Traditional Balinese Painting Workshop with Made Bayak
April 3rd, 2019 at 2:00 pm

Date & Time
April 3rd, 2019 at 2:00 pm
– April 3rd, 2019 at 3:00 pm
Location
Lamar Dodd School of Art, S350
Type of Event
Workshop
Please bring your general painting and drawing supplies to this free event at the Lamar Dodd School of Art. Artist I Made Bayak Muliana will be leading us through how to create traditional kamasan symbols, explaining the meaning behind them and their development within contemporary Balinese painting practices.
Suggested supplies: Paper, pencil, ink, white, black, and red acrylic paint
Learn more about Made Bayak and the exhibition New Gods | Old Gods at ATHICA here.
Made Bayak’s visual practice merges images and symbols from Balinese cosmology and current Balinese political and ecological movements to bring attention to parasitic real estate development and past actions of violence within Bali. The colorful and piercing narrative works that will be on exhibition use waste plastic and trash, ink, acrylic paint, stencils, and traditional Balinese painting techniques to tell the most difficult stories of Balinese history. Additional documentary photographs and videos of his work and contextual information about Bali will be exhibited alongside.
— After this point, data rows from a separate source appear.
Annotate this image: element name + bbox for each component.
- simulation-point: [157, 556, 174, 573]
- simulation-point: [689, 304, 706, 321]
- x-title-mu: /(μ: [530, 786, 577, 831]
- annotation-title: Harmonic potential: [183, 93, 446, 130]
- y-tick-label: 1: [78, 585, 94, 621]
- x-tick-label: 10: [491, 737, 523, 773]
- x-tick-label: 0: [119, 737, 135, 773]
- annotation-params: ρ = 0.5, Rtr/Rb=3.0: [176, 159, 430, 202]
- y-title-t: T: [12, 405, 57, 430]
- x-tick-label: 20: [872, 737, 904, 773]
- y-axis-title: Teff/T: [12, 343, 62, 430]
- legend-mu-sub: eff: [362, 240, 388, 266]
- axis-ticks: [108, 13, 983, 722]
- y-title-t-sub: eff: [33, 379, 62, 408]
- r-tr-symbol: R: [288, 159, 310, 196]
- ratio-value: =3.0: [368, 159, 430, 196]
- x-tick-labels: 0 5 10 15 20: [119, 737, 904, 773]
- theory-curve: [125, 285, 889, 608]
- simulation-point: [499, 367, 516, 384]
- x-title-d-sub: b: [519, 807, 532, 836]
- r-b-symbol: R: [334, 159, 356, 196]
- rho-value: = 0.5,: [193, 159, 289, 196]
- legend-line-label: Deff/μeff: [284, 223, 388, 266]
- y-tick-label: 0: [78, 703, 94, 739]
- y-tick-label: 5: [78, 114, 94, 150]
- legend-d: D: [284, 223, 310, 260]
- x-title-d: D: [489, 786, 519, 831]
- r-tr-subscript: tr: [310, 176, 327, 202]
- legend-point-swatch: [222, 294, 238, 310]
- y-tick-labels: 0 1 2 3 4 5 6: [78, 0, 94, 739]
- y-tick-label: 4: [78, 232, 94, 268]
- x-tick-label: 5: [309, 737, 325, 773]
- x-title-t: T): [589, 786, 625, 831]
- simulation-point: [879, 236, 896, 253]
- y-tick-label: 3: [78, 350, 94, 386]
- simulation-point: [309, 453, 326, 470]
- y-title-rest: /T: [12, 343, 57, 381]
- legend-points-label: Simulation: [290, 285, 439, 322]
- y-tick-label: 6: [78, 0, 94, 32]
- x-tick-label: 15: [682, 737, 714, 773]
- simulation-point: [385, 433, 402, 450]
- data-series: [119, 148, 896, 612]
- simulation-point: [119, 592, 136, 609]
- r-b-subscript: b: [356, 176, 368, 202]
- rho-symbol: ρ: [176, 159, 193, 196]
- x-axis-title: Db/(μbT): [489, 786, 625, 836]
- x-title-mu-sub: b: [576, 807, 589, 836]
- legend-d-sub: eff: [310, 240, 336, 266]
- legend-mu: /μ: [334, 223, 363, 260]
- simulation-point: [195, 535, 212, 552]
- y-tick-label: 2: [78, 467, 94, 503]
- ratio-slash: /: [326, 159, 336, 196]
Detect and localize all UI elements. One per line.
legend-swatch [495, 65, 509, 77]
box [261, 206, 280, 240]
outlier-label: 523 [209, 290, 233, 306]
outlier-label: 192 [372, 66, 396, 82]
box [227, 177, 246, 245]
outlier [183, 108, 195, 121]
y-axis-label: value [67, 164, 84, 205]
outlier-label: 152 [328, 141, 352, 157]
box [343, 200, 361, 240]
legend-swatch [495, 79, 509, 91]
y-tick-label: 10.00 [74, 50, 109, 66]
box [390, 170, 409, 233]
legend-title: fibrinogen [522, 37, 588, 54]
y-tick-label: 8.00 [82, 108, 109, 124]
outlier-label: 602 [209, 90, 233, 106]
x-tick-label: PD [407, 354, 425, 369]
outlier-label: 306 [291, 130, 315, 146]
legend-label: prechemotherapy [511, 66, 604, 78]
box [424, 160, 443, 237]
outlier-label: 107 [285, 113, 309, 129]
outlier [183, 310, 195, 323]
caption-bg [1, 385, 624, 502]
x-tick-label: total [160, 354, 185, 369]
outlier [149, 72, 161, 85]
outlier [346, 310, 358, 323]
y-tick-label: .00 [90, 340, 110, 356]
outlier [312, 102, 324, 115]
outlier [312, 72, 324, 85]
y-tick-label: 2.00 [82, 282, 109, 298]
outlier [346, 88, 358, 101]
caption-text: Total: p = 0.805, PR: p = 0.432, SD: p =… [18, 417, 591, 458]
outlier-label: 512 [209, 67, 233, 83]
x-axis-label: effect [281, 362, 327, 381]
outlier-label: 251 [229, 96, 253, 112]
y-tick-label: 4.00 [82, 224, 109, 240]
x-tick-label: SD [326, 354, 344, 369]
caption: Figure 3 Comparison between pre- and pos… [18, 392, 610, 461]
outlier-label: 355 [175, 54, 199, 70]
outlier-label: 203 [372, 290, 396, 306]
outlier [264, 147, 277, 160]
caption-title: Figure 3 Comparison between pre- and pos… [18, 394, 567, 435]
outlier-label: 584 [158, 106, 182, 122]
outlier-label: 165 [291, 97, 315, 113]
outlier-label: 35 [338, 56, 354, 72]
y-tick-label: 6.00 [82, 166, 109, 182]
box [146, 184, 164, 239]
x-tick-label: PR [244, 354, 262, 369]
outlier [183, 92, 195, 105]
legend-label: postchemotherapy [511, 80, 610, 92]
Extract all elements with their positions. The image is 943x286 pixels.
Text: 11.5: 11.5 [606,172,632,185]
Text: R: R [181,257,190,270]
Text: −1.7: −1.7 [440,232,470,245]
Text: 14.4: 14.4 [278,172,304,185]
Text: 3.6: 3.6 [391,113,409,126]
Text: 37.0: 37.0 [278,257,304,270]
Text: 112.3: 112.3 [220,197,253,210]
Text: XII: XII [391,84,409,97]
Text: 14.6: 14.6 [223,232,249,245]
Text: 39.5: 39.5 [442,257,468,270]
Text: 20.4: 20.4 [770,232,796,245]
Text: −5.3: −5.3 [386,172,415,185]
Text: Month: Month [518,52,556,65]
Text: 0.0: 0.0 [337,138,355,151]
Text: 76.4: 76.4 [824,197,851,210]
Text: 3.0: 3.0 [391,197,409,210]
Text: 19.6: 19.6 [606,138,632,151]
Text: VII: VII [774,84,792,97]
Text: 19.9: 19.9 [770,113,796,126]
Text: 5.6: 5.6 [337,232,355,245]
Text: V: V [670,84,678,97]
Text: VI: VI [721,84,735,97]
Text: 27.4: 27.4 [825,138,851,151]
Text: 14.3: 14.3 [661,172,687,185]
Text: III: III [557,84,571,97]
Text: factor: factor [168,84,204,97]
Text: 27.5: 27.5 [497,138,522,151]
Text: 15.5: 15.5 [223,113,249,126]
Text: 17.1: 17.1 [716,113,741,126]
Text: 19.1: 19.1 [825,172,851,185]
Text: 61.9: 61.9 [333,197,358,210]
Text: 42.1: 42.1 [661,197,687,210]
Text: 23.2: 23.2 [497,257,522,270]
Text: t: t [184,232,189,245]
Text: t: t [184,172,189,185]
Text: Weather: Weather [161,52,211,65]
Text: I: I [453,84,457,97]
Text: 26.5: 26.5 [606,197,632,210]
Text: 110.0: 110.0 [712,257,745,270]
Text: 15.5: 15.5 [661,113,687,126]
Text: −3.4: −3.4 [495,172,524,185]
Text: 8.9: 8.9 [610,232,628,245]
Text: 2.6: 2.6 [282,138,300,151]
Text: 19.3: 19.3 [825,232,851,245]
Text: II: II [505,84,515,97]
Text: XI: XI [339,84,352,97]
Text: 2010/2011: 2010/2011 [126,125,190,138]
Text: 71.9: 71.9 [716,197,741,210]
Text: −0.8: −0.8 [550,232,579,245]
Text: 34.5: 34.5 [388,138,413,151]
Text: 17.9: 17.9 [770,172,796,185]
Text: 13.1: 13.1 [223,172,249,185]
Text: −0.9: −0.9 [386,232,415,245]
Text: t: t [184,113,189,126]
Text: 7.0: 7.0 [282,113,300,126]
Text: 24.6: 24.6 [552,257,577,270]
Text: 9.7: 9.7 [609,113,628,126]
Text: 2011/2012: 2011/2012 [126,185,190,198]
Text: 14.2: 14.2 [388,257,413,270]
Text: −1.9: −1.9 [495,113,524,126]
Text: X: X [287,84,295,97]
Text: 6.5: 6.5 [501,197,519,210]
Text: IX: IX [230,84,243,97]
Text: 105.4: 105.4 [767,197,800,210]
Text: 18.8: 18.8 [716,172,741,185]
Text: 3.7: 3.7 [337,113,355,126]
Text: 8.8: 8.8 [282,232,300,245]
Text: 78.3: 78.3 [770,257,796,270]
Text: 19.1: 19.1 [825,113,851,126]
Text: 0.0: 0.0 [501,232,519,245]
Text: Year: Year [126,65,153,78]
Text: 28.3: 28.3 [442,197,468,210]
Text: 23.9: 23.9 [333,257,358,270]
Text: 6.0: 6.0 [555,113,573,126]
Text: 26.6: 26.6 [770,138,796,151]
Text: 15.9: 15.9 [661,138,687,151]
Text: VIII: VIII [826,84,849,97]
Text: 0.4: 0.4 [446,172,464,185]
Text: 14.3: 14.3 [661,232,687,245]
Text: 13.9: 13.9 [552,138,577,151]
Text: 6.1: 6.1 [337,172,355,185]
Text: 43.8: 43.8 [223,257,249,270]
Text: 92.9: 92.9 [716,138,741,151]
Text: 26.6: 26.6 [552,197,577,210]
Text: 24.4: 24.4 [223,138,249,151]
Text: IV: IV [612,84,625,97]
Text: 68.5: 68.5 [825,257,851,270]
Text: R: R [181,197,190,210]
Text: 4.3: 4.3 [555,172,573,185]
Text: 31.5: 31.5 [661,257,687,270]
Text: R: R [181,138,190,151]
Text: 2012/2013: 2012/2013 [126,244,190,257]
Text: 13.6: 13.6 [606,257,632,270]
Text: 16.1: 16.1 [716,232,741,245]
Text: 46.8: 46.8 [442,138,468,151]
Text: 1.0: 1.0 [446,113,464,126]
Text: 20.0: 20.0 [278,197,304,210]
Made Bayak will make several appearances at ATHICA, including a musical performance on March 27 and an artist talk and performance piece, “Radical Resilience within Visual Art-making (Art as Activism)” on March 31. All events are free and open to all.
Made Bayak’s work is brought to ATHICA by the curators Dr. Peter Brosius and Alden DiCamillo. Dr. Brosius is a Distinguished Research Professor in the UGA Department of Anthropology; Alden DiCamillo is an interdisciplinary artist, graduate student with the UGA Lamar Dodd School of Art, and ATHICA intern. Together with their colleague, Dr. Sarah Hitchner, Assistant Research Scientist at UGA, they are conducting research on how Made Bayak’s work weaves narratives of explicit and implicit violence into a visual activism that boldly uses innovative material experimentation combined with wildly energetic portrayals of Balinese cosmology. Anthropologists Brosius and Hitchner have conducted long-term research in Indonesia and Malaysia regarding threats to cultural landscapes and displacement of indigenous communities through land degradation and violent real estate policy.